Revoking Mr Brennan's clearance "had to be done", the US president added.
Mr Trump said that Mr Brennan and "these people" from the US intelligence community had "led" the Russia inquiry.
Mr Brennan was director of the CIA when the alleged Kremlin meddling took place and stepped down after Mr Trump won the election.
In a New York Times piece on Thursday, Mr Brennan said the revoking of his security clearance was a politically motivated "attempt to scare into silence" other critics of the president.
"Mr Trump's claims of no collusion are, in a word, hogwash," the former CIA director wrote in the New York Times.
He said it only remained to determine whether criminal conspiracy, obstruction of justice or money laundering had been committed.
Last year, Mr Brennan said the Russia inquiry was "well-founded" because Russians had "brazenly interfered" in the vote.
President Trump has repeatedly denounced the probe as a political "witch hunt".
What did Trump's statement say exactly?
Mr Trump's written statement on Wednesday was dated to 26 July - three days after the White House first proposed the idea.

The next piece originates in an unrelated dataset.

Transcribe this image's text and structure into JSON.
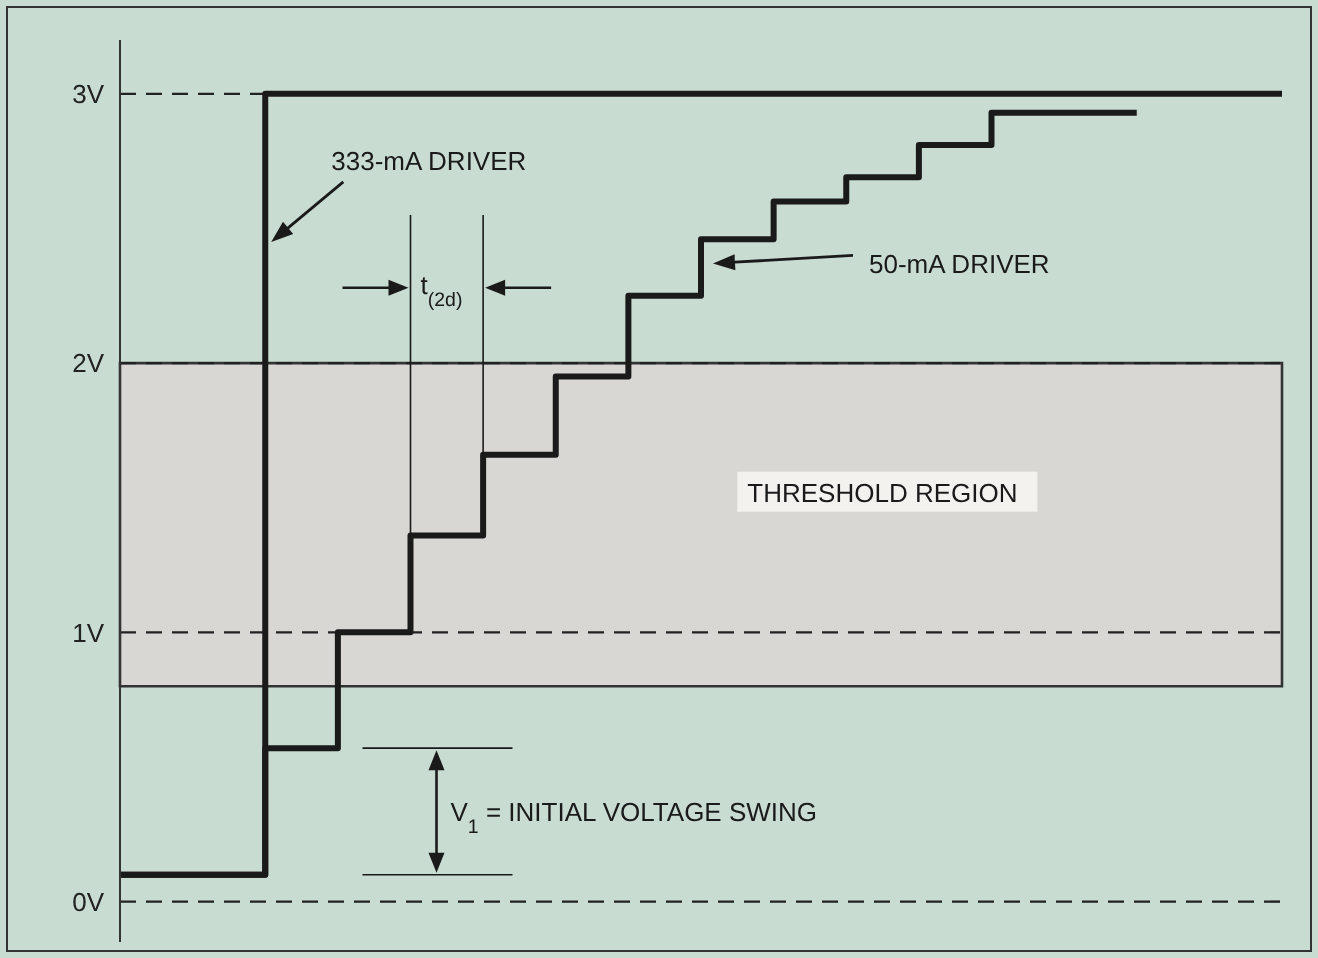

It said that Mr Brennan's "lying and recent conduct, characterised by increasingly frenzied commentary... facilitates the very aim of our adversaries, which is to sow division and chaos".
The statement added that Mr Trump was also reviewing access to classified information for nine other high-ranking officials, all of whom have criticised the president:
James Comey, former FBI director
Sally Yates, former deputy attorney general
James Clapper, former director of national intelligence
Michael Hayden, former national security agency director
Susan Rice, former national security adviser
Andrew McCabe, former FBI deputy director
Peter Strzok, former FBI investigator
Lisa Page, former FBI lawyer
Bruce Ohr, former associate deputy attorney general
What has the reaction been?
Democratic lawmakers were strident in their criticism.

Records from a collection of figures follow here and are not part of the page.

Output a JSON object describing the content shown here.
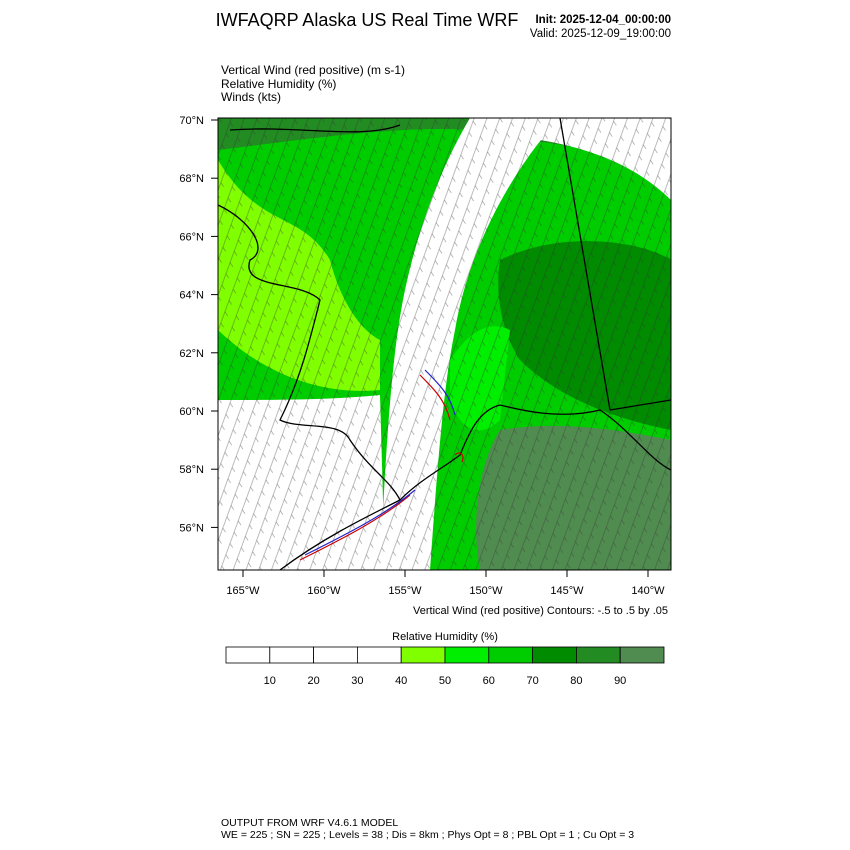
{
  "header": {
    "title": "IWFAQRP Alaska US Real Time WRF",
    "init": "Init: 2025-12-04_00:00:00",
    "valid": "Valid: 2025-12-09_19:00:00"
  },
  "fields": [
    "Vertical Wind (red positive)   (m s-1)",
    "Relative Humidity   (%)",
    "Winds   (kts)"
  ],
  "map": {
    "lat_labels": [
      "70°N",
      "68°N",
      "66°N",
      "64°N",
      "62°N",
      "60°N",
      "58°N",
      "56°N"
    ],
    "lon_labels": [
      "165°W",
      "160°W",
      "155°W",
      "150°W",
      "145°W",
      "140°W"
    ],
    "contour_note": "Vertical Wind (red positive) Contours: -.5 to .5 by .05"
  },
  "colorbar": {
    "title": "Relative Humidity  (%)",
    "ticks": [
      10,
      20,
      30,
      40,
      50,
      60,
      70,
      80,
      90
    ],
    "colors": [
      "#ffffff",
      "#ffffff",
      "#ffffff",
      "#ffffff",
      "#7fff00",
      "#00ee00",
      "#00cd00",
      "#008b00",
      "#228b22",
      "#508c50"
    ]
  },
  "footer": {
    "line1": "OUTPUT FROM WRF V4.6.1 MODEL",
    "line2": "WE = 225 ; SN = 225 ; Levels = 38 ; Dis = 8km ; Phys Opt = 8 ; PBL Opt = 1 ; Cu Opt = 3"
  }
}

Virginia Senator Mark Warner said it "smacks of Nixonian-type practices".
Some Republicans praised the move, including Senator Rand Paul who said he "urged the president to do this."
"[Mr Brennan's] behaviour in government and out of it demonstrate why he should not be allowed near classified information," he said in a statement.
Louisiana Senator John Kennedy said Mr Brennan was a "butthead" who had "given the national intelligence community a bad name".
But Senator Susan Collins, a moderate Maine Republican, was more measured.
She said although Mr Brennan was "far too political in his statements", there were no grounds to revoke his clearance "unless there was a disclosure of classified information".